Overall, this is an incredibly well-written book that showcases the breadth of Erin’s creativity, and also serves as a satisfying triumph-over-adversity tale. If you love cooking, food, small towns, or creator origin stories, this book is worth a look. I thoroughly enjoyed it, and definitely recommend.
**Usual Disclaimer: My blog is not sponsored nor monetized. I’m not that cool, y’all. Any reviews you see are things I’ve purchased with my own money and reviews are just my personal opinion.**
I’m deep into my summer cooking rut. So, to break out of it, I’m dusting off the Community Cookbook Throwback Thursday inspiration. I wanted something quick and easy, so I turned to my collection of old-school Junior League Louisiana cookbooks.
If you are familiar with community/church/Junior League cookbooks from the 50’s through the 80’s, you know that measurements were questionable, the contributors assumed brand-names would last forever, and that they expected you possess an intuitive knowledge of whatever the hell they were talking about with their minimal instructions. So, with that disclaimer, let’s dive into the experiment of the Tamale and Chili Pie.
This recipe was submitted by Mrs. Alan Thigpen (Catherine Lagrange) in the Pirate’s Pantry Cookbook, which was published by the Junior League of Lake Charles in 1976. This book, along with The Revel and Cotton Country, are staples in our house. Yes, they are dated, but they are also amazing.
Now, here’s how it went. First, ingredients:
Check.
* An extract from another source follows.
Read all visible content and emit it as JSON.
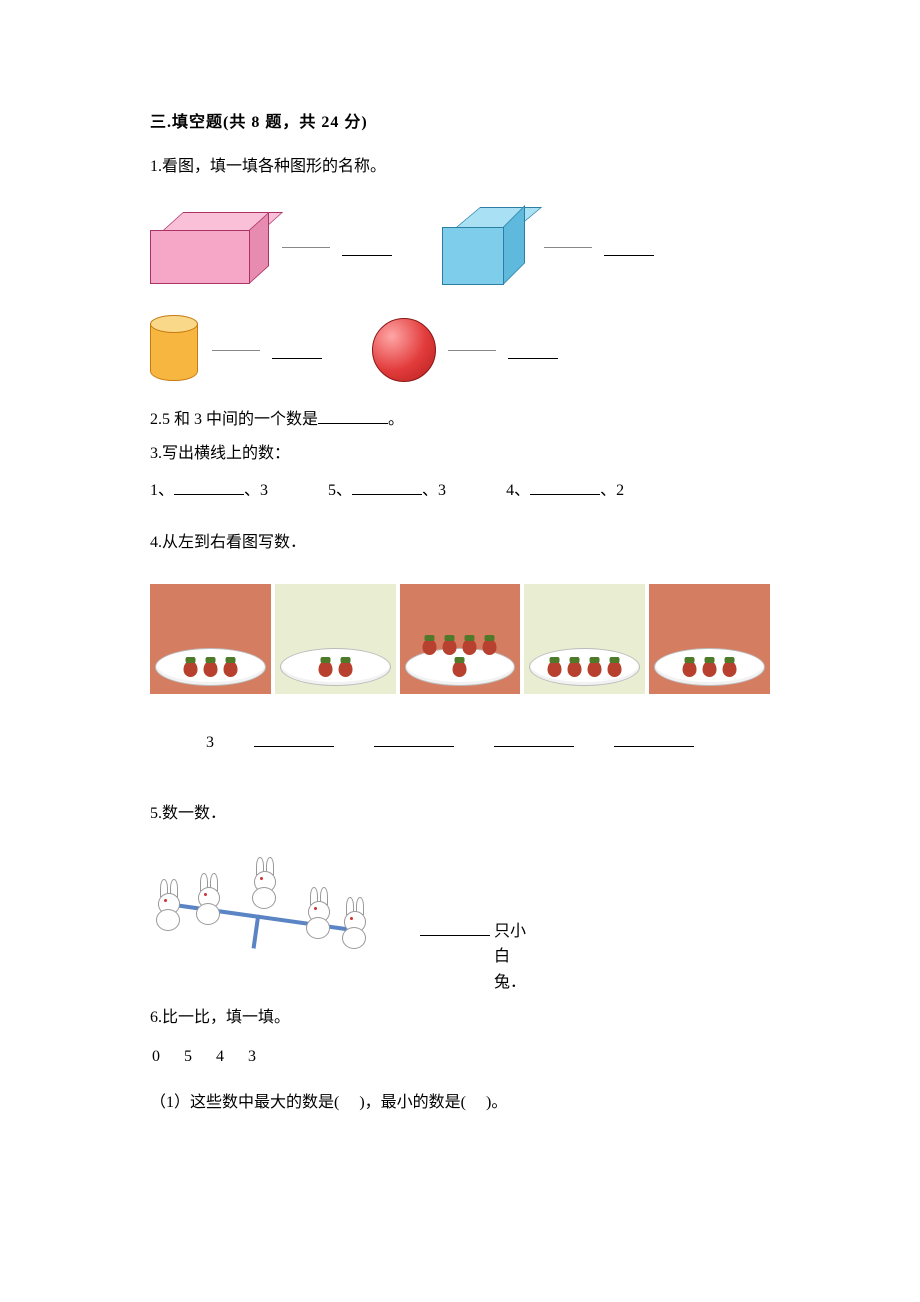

Obviously, the brands have changed, but I think I got pretty close. I misread the size of the casserole, so I probably set myself up for failure in terms of the intended tamale-to-chili ratio. However, I think my alterations and notes may land this one as a win for a fast family meal or for hangry teens. Here’s what I did:
First, I bought the 28oz can of tamales, hoping to stretch the recipe for the five of us. Despite being slightly alarmed by the reality of canned tamales (do you seeee that????), I recovered and realized that, after cutting them up, I really needed two of the 28oz cans to cover the bottom of my 9×13 casserole. My cutting hack was a failure, and I think the original chili to tamale ratio was not optimal al all. So, moral of the story? If you want to make a 9×13 casserole, just get 2 28-oz cans of tamales to line the bottom of it.
I made the “chili” as directed, using canned chili beans, ground beef, and a packet of chili seasoning. My other deviation from the recipe was to sauté the onion with the beef, as these clowns need their onions cooked into submission.
Finally, I spread the chili on the tamales, added a wee bit (your discretion) more Fritos than the recipe called for, and sprinkled cotija cheese on top in addition to the cheddar. Baked as directed.
The verdict? I hacked this recipe a bit for our tastes, but dang if it’s not an easy, cheap, teenage guy friendly dish. It’s a Frito pie on steroids. I think the original had a much heavier chili-to-tamale ratio situation, but by adding more (really inexpensive) canned tamales, you can stretch that fresh ground beef to feed a ton. However, if you like chili, double that part for the 9×13 casserole. I paired this with a southwest chopped salad, but grilled corn would also be awesome with it.
No, this is not gourmet food, nor is it something I would serve to company. But you know what it is? Meaty, cheesy, crunchy, spicy food that was quick, easy, and satisfying for kid/teen tastes. Perfect for a movie night, horrid Tuesday, or a pantry-pull situation. Now, I’m going to go back to dreaming of cooler weather and Halloween season.